Lessons from Inside the Whale
“Pastornaut” Bill Galus lives three days a la Jonah inside a model fish.
Faced with a budget shortfall for the Walnut Grove Assembly of God day-care program, pastor Bill D. Galus, had a whale of an idea to fish for funds and listen for a word from the Lord: spend three days and three nights inside a finned sea creature a la Jonah.From Jan. 16-19, the 67-year-old Pennsylvania pastor fasted and prayed while holed up inside a man-sized model whale on the church sanctuary stage and studied the Book of Jonah by LED lantern, leaving only to use the restroom.
And, he reports, during those 72 hours, the Holy Spirit did give him that word, which he shared with the congregation moments after emerging from the whale during the Sunday church service. In addition, the project raised more than $8,000 to boost Walnut Grove Christian Daycare.
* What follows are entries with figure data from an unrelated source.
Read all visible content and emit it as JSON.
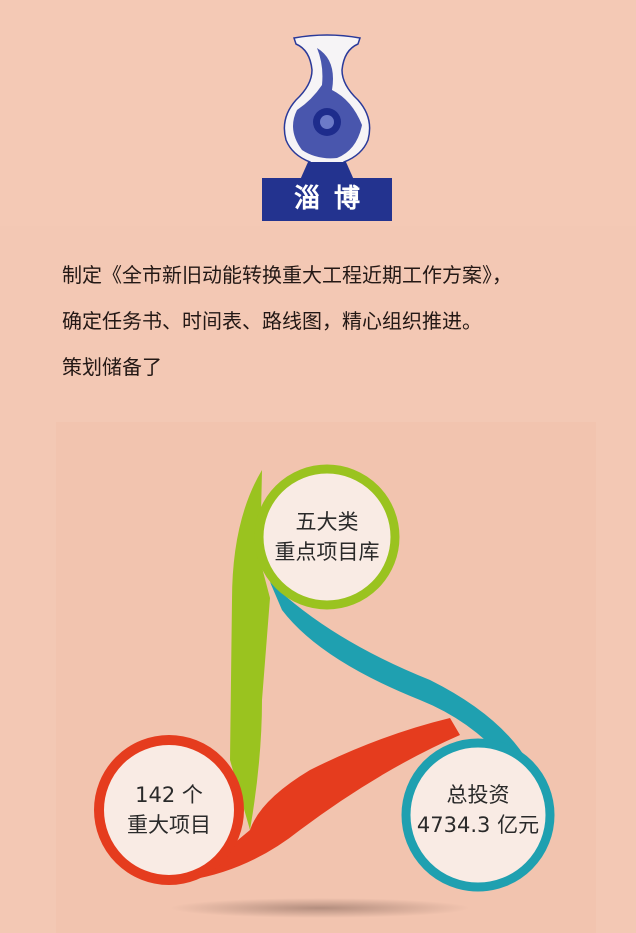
{
  "logo": {
    "label": "淄博",
    "icon": "blue-white-porcelain-vase"
  },
  "intro": {
    "lines": [
      "制定《全市新旧动能转换重大工程近期工作方案》，",
      "确定任务书、时间表、路线图，精心组织推进。",
      "策划储备了"
    ]
  },
  "diagram": {
    "nodes": [
      {
        "line1": "五大类",
        "line2": "重点项目库",
        "color": "#9ac31f"
      },
      {
        "line1": "142 个",
        "line2": "重大项目",
        "color": "#e53c1e"
      },
      {
        "line1": "总投资",
        "line2": "4734.3 亿元",
        "color": "#1fa0b0"
      }
    ],
    "circle_fill": "#f9ebe4"
  }
}
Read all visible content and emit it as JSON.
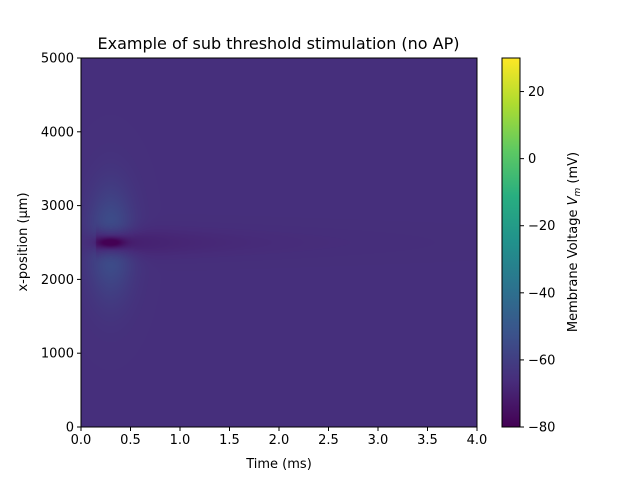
{
  "chart_data": {
    "type": "heatmap",
    "title": "Example of sub threshold stimulation (no AP)",
    "xlabel": "Time (ms)",
    "ylabel": "x-position (µm)",
    "colorbar_label": "Membrane Voltage V_m (mV)",
    "colorbar_label_parts": {
      "prefix": "Membrane Voltage ",
      "var": "V",
      "sub": "m",
      "suffix": " (mV)"
    },
    "colormap": "viridis",
    "xlim": [
      0.0,
      4.0
    ],
    "ylim": [
      0,
      5000
    ],
    "clim": [
      -80,
      30
    ],
    "xticks": [
      "0.0",
      "0.5",
      "1.0",
      "1.5",
      "2.0",
      "2.5",
      "3.0",
      "3.5",
      "4.0"
    ],
    "yticks": [
      "0",
      "1000",
      "2000",
      "3000",
      "4000",
      "5000"
    ],
    "cticks": [
      "20",
      "0",
      "−20",
      "−40",
      "−60",
      "−80"
    ],
    "resting_potential_mV": -65,
    "features": [
      {
        "name": "stimulus hyperpolarization core",
        "t_ms": 0.3,
        "x_um": 2500,
        "min_mV": -78
      },
      {
        "name": "depolarized flanks",
        "t_ms": 0.3,
        "x_um_range": [
          2100,
          2900
        ],
        "max_mV": -53
      },
      {
        "name": "decaying trail",
        "t_ms_range": [
          0.3,
          3.5
        ],
        "x_um": 2500,
        "mV_range": [
          -72,
          -66
        ]
      }
    ]
  }
}
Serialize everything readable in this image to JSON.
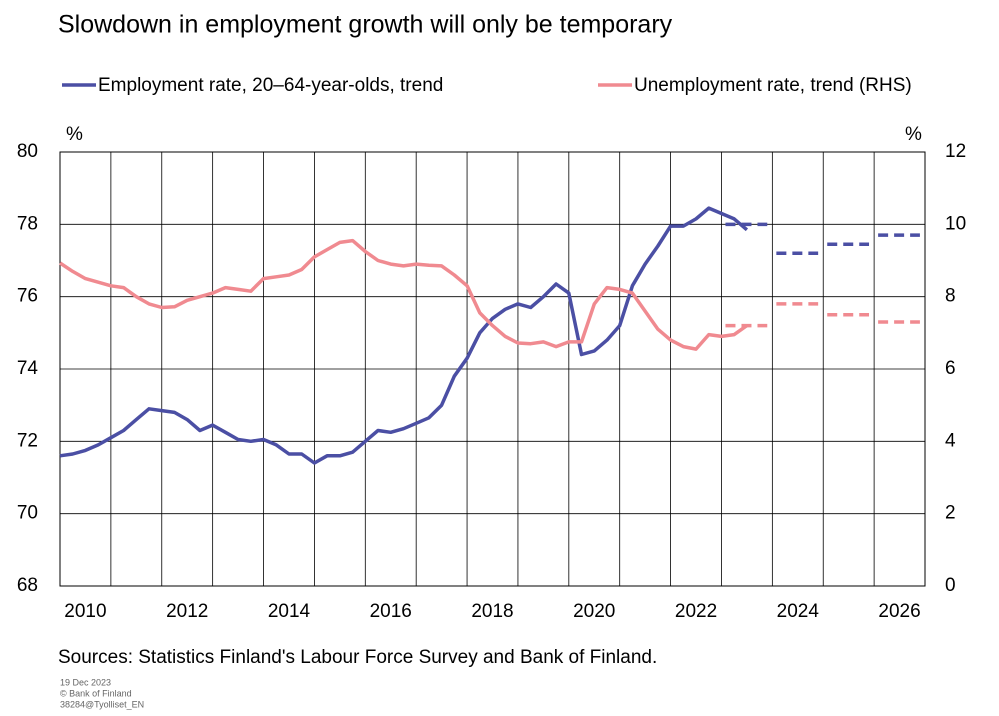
{
  "chart_data": {
    "type": "line",
    "title": "Slowdown in employment growth will only be temporary",
    "y_unit": "%",
    "y2_unit": "%",
    "source": "Sources: Statistics Finland's Labour Force Survey and Bank of Finland.",
    "footnotes": [
      "19 Dec 2023",
      "© Bank of Finland",
      "38284@Tyolliset_EN"
    ],
    "xlim": [
      2010,
      2027
    ],
    "xgrid": [
      2011,
      2012,
      2013,
      2014,
      2015,
      2016,
      2017,
      2018,
      2019,
      2020,
      2021,
      2022,
      2023,
      2024,
      2025,
      2026
    ],
    "xticks": [
      {
        "value": 2010.5,
        "label": "2010"
      },
      {
        "value": 2012.5,
        "label": "2012"
      },
      {
        "value": 2014.5,
        "label": "2014"
      },
      {
        "value": 2016.5,
        "label": "2016"
      },
      {
        "value": 2018.5,
        "label": "2018"
      },
      {
        "value": 2020.5,
        "label": "2020"
      },
      {
        "value": 2022.5,
        "label": "2022"
      },
      {
        "value": 2024.5,
        "label": "2024"
      },
      {
        "value": 2026.5,
        "label": "2026"
      }
    ],
    "ylim": [
      68,
      80
    ],
    "yticks": [
      68,
      70,
      72,
      74,
      76,
      78,
      80
    ],
    "y2lim": [
      0,
      12
    ],
    "y2ticks": [
      0,
      2,
      4,
      6,
      8,
      10,
      12
    ],
    "grid": true,
    "x": [
      2010,
      2010.25,
      2010.5,
      2010.75,
      2011,
      2011.25,
      2011.5,
      2011.75,
      2012,
      2012.25,
      2012.5,
      2012.75,
      2013,
      2013.25,
      2013.5,
      2013.75,
      2014,
      2014.25,
      2014.5,
      2014.75,
      2015,
      2015.25,
      2015.5,
      2015.75,
      2016,
      2016.25,
      2016.5,
      2016.75,
      2017,
      2017.25,
      2017.5,
      2017.75,
      2018,
      2018.25,
      2018.5,
      2018.75,
      2019,
      2019.25,
      2019.5,
      2019.75,
      2020,
      2020.25,
      2020.5,
      2020.75,
      2021,
      2021.25,
      2021.5,
      2021.75,
      2022,
      2022.25,
      2022.5,
      2022.75,
      2023,
      2023.25,
      2023.5
    ],
    "series": [
      {
        "name": "Employment rate, 20–64-year-olds, trend",
        "color": "#4b4fa4",
        "axis": "y",
        "values": [
          71.6,
          71.65,
          71.75,
          71.9,
          72.1,
          72.3,
          72.6,
          72.9,
          72.85,
          72.8,
          72.6,
          72.3,
          72.45,
          72.25,
          72.05,
          72.0,
          72.05,
          71.9,
          71.65,
          71.65,
          71.4,
          71.6,
          71.6,
          71.7,
          72.0,
          72.3,
          72.25,
          72.35,
          72.5,
          72.65,
          73.0,
          73.8,
          74.3,
          75.0,
          75.4,
          75.65,
          75.8,
          75.7,
          76.0,
          76.35,
          76.1,
          74.4,
          74.5,
          74.8,
          75.2,
          76.3,
          76.9,
          77.4,
          77.95,
          77.95,
          78.15,
          78.45,
          78.3,
          78.15,
          77.85
        ],
        "forecast_x": [
          2023,
          2024,
          2025,
          2026
        ],
        "forecast": [
          78.0,
          77.2,
          77.45,
          77.7
        ]
      },
      {
        "name": "Unemployment rate, trend (RHS)",
        "color": "#f08a90",
        "axis": "y2",
        "values": [
          8.93,
          8.7,
          8.5,
          8.4,
          8.3,
          8.25,
          8.0,
          7.8,
          7.7,
          7.72,
          7.9,
          8.0,
          8.1,
          8.25,
          8.2,
          8.15,
          8.5,
          8.55,
          8.6,
          8.75,
          9.1,
          9.3,
          9.5,
          9.55,
          9.25,
          9.0,
          8.9,
          8.85,
          8.9,
          8.87,
          8.85,
          8.6,
          8.3,
          7.55,
          7.2,
          6.9,
          6.72,
          6.7,
          6.75,
          6.62,
          6.75,
          6.75,
          7.8,
          8.25,
          8.2,
          8.1,
          7.6,
          7.1,
          6.8,
          6.62,
          6.55,
          6.95,
          6.9,
          6.95,
          7.2
        ],
        "forecast_x": [
          2023,
          2024,
          2025,
          2026
        ],
        "forecast": [
          7.2,
          7.8,
          7.5,
          7.3
        ]
      }
    ]
  }
}
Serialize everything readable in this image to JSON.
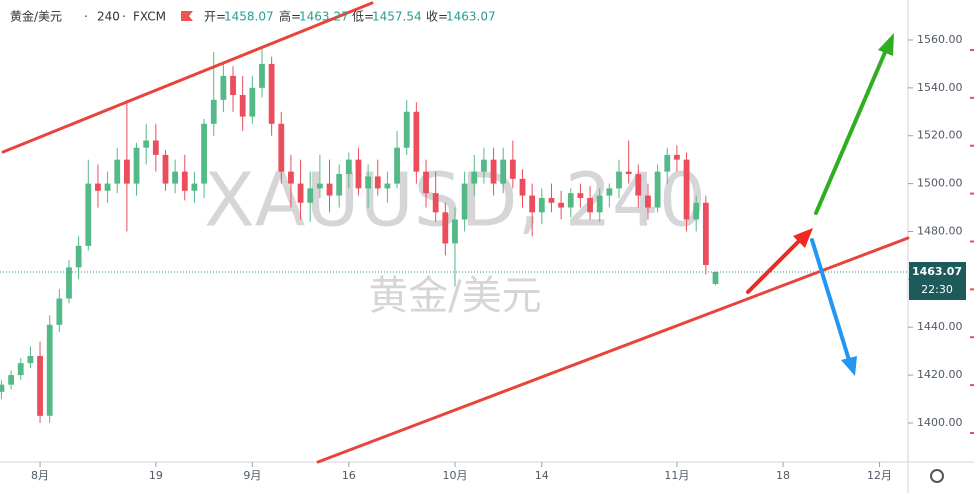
{
  "header": {
    "symbol": "黄金/美元",
    "interval": "240",
    "exchange": "FXCM",
    "open_label": "开=",
    "high_label": "高=",
    "low_label": "低=",
    "close_label": "收="
  },
  "countdown": "22:30",
  "chart_data": {
    "type": "candlestick",
    "watermark": "XAUUSD, 240",
    "watermark_sub": "黄金/美元",
    "x": [
      -4,
      -3,
      -2,
      -1,
      0,
      1,
      2,
      3,
      4,
      5,
      6,
      7,
      8,
      9,
      10,
      11,
      12,
      13,
      14,
      15,
      16,
      17,
      18,
      19,
      20,
      21,
      22,
      23,
      24,
      25,
      26,
      27,
      28,
      29,
      30,
      31,
      32,
      33,
      34,
      35,
      36,
      37,
      38,
      39,
      40,
      41,
      42,
      43,
      44,
      45,
      46,
      47,
      48,
      49,
      50,
      51,
      52,
      53,
      54,
      55,
      56,
      57,
      58,
      59,
      60,
      61,
      62,
      63,
      64,
      65,
      66,
      67,
      68,
      69,
      70
    ],
    "open": [
      1413,
      1416,
      1420,
      1425,
      1428,
      1403,
      1441,
      1452,
      1465,
      1474,
      1500,
      1497,
      1500,
      1510,
      1500,
      1515,
      1518,
      1512,
      1500,
      1505,
      1497,
      1500,
      1525,
      1535,
      1545,
      1537,
      1528,
      1540,
      1550,
      1525,
      1505,
      1500,
      1492,
      1498,
      1500,
      1495,
      1504,
      1510,
      1498,
      1503,
      1498,
      1500,
      1515,
      1530,
      1505,
      1496,
      1488,
      1475,
      1485,
      1500,
      1505,
      1510,
      1500,
      1510,
      1502,
      1495,
      1488,
      1494,
      1492,
      1490,
      1496,
      1494,
      1488,
      1495,
      1498,
      1505,
      1504,
      1495,
      1490,
      1505,
      1512,
      1510,
      1485,
      1492,
      1458.07
    ],
    "high": [
      1418,
      1422,
      1427,
      1432,
      1434,
      1445,
      1456,
      1468,
      1478,
      1510,
      1508,
      1505,
      1515,
      1535,
      1517,
      1525,
      1525,
      1514,
      1510,
      1512,
      1505,
      1527,
      1555,
      1550,
      1549,
      1545,
      1545,
      1557,
      1553,
      1530,
      1512,
      1510,
      1505,
      1512,
      1510,
      1508,
      1513,
      1515,
      1508,
      1510,
      1505,
      1522,
      1535,
      1534,
      1510,
      1505,
      1492,
      1490,
      1505,
      1512,
      1515,
      1515,
      1515,
      1518,
      1506,
      1500,
      1498,
      1500,
      1497,
      1498,
      1500,
      1499,
      1498,
      1500,
      1510,
      1518,
      1508,
      1500,
      1508,
      1515,
      1516,
      1513,
      1495,
      1495,
      1463.27
    ],
    "low": [
      1410,
      1414,
      1418,
      1423,
      1400,
      1400,
      1438,
      1450,
      1460,
      1472,
      1490,
      1492,
      1496,
      1480,
      1495,
      1508,
      1505,
      1497,
      1496,
      1493,
      1492,
      1494,
      1520,
      1530,
      1530,
      1522,
      1525,
      1536,
      1520,
      1500,
      1490,
      1485,
      1484,
      1494,
      1488,
      1490,
      1498,
      1495,
      1490,
      1495,
      1492,
      1498,
      1512,
      1500,
      1490,
      1484,
      1470,
      1457,
      1480,
      1495,
      1500,
      1495,
      1496,
      1498,
      1490,
      1478,
      1483,
      1488,
      1485,
      1486,
      1490,
      1485,
      1484,
      1490,
      1494,
      1500,
      1490,
      1485,
      1488,
      1500,
      1505,
      1480,
      1480,
      1462,
      1457.54
    ],
    "close": [
      1416,
      1420,
      1425,
      1428,
      1403,
      1441,
      1452,
      1465,
      1474,
      1500,
      1497,
      1500,
      1510,
      1500,
      1515,
      1518,
      1512,
      1500,
      1505,
      1497,
      1500,
      1525,
      1535,
      1545,
      1537,
      1528,
      1540,
      1550,
      1525,
      1505,
      1500,
      1492,
      1498,
      1500,
      1495,
      1504,
      1510,
      1498,
      1503,
      1498,
      1500,
      1515,
      1530,
      1505,
      1496,
      1488,
      1475,
      1485,
      1500,
      1505,
      1510,
      1500,
      1510,
      1502,
      1495,
      1488,
      1494,
      1492,
      1490,
      1496,
      1494,
      1488,
      1495,
      1498,
      1505,
      1504,
      1495,
      1490,
      1505,
      1512,
      1510,
      1485,
      1492,
      1466,
      1463.07
    ],
    "up_color": "#53b987",
    "down_color": "#eb4d5c",
    "xlim": [
      -4.15,
      89.95
    ],
    "xticks": [
      {
        "value": 0,
        "label": "8月"
      },
      {
        "value": 12,
        "label": "19"
      },
      {
        "value": 22,
        "label": "9月"
      },
      {
        "value": 32,
        "label": "16"
      },
      {
        "value": 43,
        "label": "10月"
      },
      {
        "value": 52,
        "label": "14"
      },
      {
        "value": 66,
        "label": "11月"
      },
      {
        "value": 77,
        "label": "18"
      },
      {
        "value": 87,
        "label": "12月"
      }
    ],
    "ylim": [
      1383.7,
      1576.7
    ],
    "yticks": [
      {
        "value": 1400,
        "label": "1400.00"
      },
      {
        "value": 1420,
        "label": "1420.00"
      },
      {
        "value": 1440,
        "label": "1440.00"
      },
      {
        "value": 1460,
        "label": "1460.00"
      },
      {
        "value": 1480,
        "label": "1480.00"
      },
      {
        "value": 1500,
        "label": "1500.00"
      },
      {
        "value": 1520,
        "label": "1520.00"
      },
      {
        "value": 1540,
        "label": "1540.00"
      },
      {
        "value": 1560,
        "label": "1560.00"
      }
    ]
  }
}
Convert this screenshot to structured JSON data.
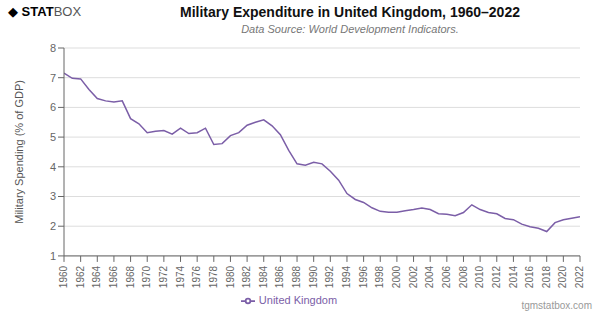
{
  "chart_data": {
    "type": "line",
    "title": "Military Expenditure in United Kingdom, 1960–2022",
    "subtitle": "Data Source: World Development Indicators.",
    "ylabel": "Military Spending (% of GDP)",
    "annotations": [
      "◆ STAT",
      "BOX",
      "tgmstatbox.com"
    ],
    "x": [
      1960,
      1961,
      1962,
      1963,
      1964,
      1965,
      1966,
      1967,
      1968,
      1969,
      1970,
      1971,
      1972,
      1973,
      1974,
      1975,
      1976,
      1977,
      1978,
      1979,
      1980,
      1981,
      1982,
      1983,
      1984,
      1985,
      1986,
      1987,
      1988,
      1989,
      1990,
      1991,
      1992,
      1993,
      1994,
      1995,
      1996,
      1997,
      1998,
      1999,
      2000,
      2001,
      2002,
      2003,
      2004,
      2005,
      2006,
      2007,
      2008,
      2009,
      2010,
      2011,
      2012,
      2013,
      2014,
      2015,
      2016,
      2017,
      2018,
      2019,
      2020,
      2021,
      2022
    ],
    "series": [
      {
        "name": "United Kingdom",
        "color": "#7B5EA7",
        "values": [
          7.15,
          6.98,
          6.96,
          6.6,
          6.3,
          6.22,
          6.18,
          6.22,
          5.62,
          5.45,
          5.15,
          5.2,
          5.22,
          5.1,
          5.3,
          5.12,
          5.15,
          5.3,
          4.75,
          4.78,
          5.05,
          5.15,
          5.4,
          5.5,
          5.58,
          5.38,
          5.08,
          4.55,
          4.1,
          4.05,
          4.15,
          4.1,
          3.85,
          3.55,
          3.1,
          2.9,
          2.8,
          2.62,
          2.5,
          2.47,
          2.47,
          2.52,
          2.56,
          2.61,
          2.56,
          2.42,
          2.4,
          2.35,
          2.46,
          2.72,
          2.56,
          2.46,
          2.42,
          2.26,
          2.22,
          2.07,
          1.98,
          1.93,
          1.82,
          2.12,
          2.22,
          2.27,
          2.32
        ]
      }
    ],
    "xlim": [
      1960,
      2022
    ],
    "xticks": [
      1960,
      1962,
      1964,
      1966,
      1968,
      1970,
      1972,
      1974,
      1976,
      1978,
      1980,
      1982,
      1984,
      1986,
      1988,
      1990,
      1992,
      1994,
      1996,
      1998,
      2000,
      2002,
      2004,
      2006,
      2008,
      2010,
      2012,
      2014,
      2016,
      2018,
      2020,
      2022
    ],
    "ylim": [
      1,
      8
    ],
    "yticks": [
      1,
      2,
      3,
      4,
      5,
      6,
      7,
      8
    ],
    "grid": true,
    "legend": "bottom"
  }
}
Galus, who received massive media attention as the “pastornaut” in 2015 when he spent seven days inside a mock space capsule, says the Jonah and the whale idea came to him soon after his successful NASA-inspired fundraiser for the youth group at the church in West Mifflin, a suburb of Pittsburgh.
Chrissy Miller, who taught art before becoming the church day-care center director, led the team that crafted the papier-mache whale of flour, water, salt, and newspaper over a PVC pipe skeleton, crafted on a 4-by-8-foot plywood sheet. While the idea initially sounded eccentric to her, “If there's anything I've learned, when (Galus) gets something from God, you just go with it,” Miller says.
While Galus had planned to blog while inside the whale as he had during his time in the space capsule, the church’s internet service conked out right before he entered the creature. The pastor says that proved providential as it further eliminated distractions, enabling him to tune into what the Lord told him.
The church’s intercessory prayer group meets Thursday, the day the pastor entered the whale and closed its mouth. The group prayed and sang over him as he lay on his back on a six-foot-long foam mattress, his hands folded. “It felt like a coffin, especially the first day,” he says. The model whale allowed six inches above his head when he sat up. “People were around the ‘casket’ saying their last goodbyes, kind encouraging words.” He references Revelation 20:12 when the Book of Life is opened: “But really, the words most important in life are words God is going to speak of us.”
In that whale, Galus found rich revelation. When the Word of God came to Jonah, he fled to Joppa and paid the ship fare to Tarshish, the direction opposite from Nineveh.
“You can always find people to help you run from the Lord when you want to veer off from serving God,” Galus says. As with Jonah, “When you run from God, it'll cost you something.”
Galus wanted darkness to simulate the darkness that Jonah experienced inside the whale. But light entered through cracks in the whale. “Light always finds a way to penetrate darkness,” he says. “No matter how corrupt it gets, the light of Christ has a way of breaking through.”
The pastor notes that God showed compassion for Nineveh by sending Jonah to the wicked city to rebuke the residents so they would turn to the Lord.
“We must get on our knees and pray for the lost in America, that they'll find God amid insecurity turmoil and fear,” Galus says.